No Clean Slates With Grief
It’s easy to fall under the spell of closure when working through grief, under the idea that with the proper insight and enough time life will go back to normal. Goodbyes will be said, the gestalt will be completed, and everything will revert to the way it used to be.
There are a lot of grief counselors out there who sing this siren song. Who wouldn’t be tempted to take the bait? In the midst of despair, of seemingly boundless suffering, who wouldn’t want to purchase a salve that promises to wash all the pain away?
But there are no clean slates with grief. Working towards living as if the loss never occurred, hoping to close that important relationship once and for all, creates a psychological disconnect that ends up being more painful and damaging than inhabiting those feelings of despair. At least despair is authentic, allowing for the inner life to align with outer circumstances.
If you’re in the mud of grief, the solution is not to try to move towards the green grass because the green grass is an illusion. The solution is to decide to plant a lotus flower. In other words, use something ugly to make something beautiful.

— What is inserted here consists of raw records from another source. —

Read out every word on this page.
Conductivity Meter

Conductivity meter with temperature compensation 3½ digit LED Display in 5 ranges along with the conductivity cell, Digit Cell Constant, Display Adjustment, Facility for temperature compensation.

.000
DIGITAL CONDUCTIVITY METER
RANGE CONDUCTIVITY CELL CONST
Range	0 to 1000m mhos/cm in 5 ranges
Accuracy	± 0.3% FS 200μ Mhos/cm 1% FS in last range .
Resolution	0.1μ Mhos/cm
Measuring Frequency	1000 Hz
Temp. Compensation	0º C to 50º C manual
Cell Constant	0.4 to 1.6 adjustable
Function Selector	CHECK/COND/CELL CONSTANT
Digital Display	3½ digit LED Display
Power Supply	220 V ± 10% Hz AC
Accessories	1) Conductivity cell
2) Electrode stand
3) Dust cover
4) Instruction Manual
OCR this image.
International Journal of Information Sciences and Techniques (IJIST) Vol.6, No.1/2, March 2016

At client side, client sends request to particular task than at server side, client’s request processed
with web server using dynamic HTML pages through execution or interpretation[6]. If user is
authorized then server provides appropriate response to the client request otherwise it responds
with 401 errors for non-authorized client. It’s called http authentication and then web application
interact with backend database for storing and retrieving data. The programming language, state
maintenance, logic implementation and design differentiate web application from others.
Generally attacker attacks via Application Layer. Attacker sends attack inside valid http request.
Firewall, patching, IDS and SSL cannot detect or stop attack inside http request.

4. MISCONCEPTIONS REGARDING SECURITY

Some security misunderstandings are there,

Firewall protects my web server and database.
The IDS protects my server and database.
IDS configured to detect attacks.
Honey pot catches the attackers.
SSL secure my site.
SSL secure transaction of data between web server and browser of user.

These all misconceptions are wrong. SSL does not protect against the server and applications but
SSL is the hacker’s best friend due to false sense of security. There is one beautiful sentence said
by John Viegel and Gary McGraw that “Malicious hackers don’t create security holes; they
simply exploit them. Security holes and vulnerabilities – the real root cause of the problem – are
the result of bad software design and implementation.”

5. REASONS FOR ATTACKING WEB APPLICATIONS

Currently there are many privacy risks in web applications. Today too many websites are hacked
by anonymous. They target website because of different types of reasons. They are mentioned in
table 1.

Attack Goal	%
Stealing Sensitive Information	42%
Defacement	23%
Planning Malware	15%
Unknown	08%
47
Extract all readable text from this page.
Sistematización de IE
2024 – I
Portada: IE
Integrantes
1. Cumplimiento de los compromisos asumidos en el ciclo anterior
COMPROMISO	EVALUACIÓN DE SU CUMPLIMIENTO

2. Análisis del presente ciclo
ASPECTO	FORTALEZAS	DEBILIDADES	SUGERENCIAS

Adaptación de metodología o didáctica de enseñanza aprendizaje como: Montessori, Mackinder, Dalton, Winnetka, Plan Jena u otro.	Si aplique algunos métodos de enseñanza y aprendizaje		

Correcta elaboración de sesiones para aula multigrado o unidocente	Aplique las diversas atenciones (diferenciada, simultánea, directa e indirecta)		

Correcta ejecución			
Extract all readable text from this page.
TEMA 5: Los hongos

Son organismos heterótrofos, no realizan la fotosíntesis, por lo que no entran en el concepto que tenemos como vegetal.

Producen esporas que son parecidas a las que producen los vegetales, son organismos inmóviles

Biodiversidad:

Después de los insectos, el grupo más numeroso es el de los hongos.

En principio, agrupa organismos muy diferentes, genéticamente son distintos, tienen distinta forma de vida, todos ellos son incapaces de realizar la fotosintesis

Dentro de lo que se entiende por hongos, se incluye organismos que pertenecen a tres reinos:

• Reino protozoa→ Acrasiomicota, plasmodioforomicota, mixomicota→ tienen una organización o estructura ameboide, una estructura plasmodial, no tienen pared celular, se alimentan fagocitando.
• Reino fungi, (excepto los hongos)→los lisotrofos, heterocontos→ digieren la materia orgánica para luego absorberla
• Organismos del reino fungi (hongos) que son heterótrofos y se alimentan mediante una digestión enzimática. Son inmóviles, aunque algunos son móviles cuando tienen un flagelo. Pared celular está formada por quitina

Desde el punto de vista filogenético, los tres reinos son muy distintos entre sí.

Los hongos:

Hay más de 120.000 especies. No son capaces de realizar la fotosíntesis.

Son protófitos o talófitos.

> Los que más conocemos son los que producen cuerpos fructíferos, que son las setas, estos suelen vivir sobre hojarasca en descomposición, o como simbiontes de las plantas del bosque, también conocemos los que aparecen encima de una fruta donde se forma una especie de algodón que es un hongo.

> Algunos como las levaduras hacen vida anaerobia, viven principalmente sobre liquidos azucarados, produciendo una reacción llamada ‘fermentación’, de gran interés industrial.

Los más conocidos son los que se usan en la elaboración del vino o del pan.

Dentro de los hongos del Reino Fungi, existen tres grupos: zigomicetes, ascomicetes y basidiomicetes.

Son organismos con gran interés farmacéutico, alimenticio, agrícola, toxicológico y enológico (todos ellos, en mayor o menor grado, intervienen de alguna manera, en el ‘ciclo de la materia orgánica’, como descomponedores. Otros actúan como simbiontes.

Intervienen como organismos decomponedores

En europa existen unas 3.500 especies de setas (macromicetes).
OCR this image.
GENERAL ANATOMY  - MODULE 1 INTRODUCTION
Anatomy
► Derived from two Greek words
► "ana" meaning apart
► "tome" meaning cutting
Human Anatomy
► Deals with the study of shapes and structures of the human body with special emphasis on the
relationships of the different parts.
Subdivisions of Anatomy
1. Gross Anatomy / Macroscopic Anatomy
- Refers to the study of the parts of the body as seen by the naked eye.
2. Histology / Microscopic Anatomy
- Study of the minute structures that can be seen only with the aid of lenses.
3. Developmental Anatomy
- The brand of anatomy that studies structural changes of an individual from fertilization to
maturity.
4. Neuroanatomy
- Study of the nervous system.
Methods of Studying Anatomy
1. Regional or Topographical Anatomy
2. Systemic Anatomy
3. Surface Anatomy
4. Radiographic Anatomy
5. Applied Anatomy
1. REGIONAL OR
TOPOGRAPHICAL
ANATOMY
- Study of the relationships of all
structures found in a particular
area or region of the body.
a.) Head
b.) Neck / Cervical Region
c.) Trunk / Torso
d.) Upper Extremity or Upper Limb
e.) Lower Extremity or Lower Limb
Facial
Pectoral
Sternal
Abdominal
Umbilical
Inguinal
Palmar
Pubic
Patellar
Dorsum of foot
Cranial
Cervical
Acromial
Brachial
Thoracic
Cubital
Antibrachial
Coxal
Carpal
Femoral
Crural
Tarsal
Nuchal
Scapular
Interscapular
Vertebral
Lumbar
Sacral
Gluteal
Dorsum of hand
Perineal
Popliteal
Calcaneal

Take what has happened and use it as the impetus to be a better person and to help others be better people too, use it to do something meaningful in life that honors the person you have lost.
When someone dies or goes away the relationship with them necessarily changes but it doesn’t have to end. Recovery, if you want to call it that, can never be achieved by moving on with life as if this important relationship never occurred or as if it’s no longer important. Recovery can only be achieved through using grief as the impetus for self-actualization, transforming tragedy into triumph by retroactively giving the life of the person you have lost greater meaning too as they walk this same path of self-actualization with you.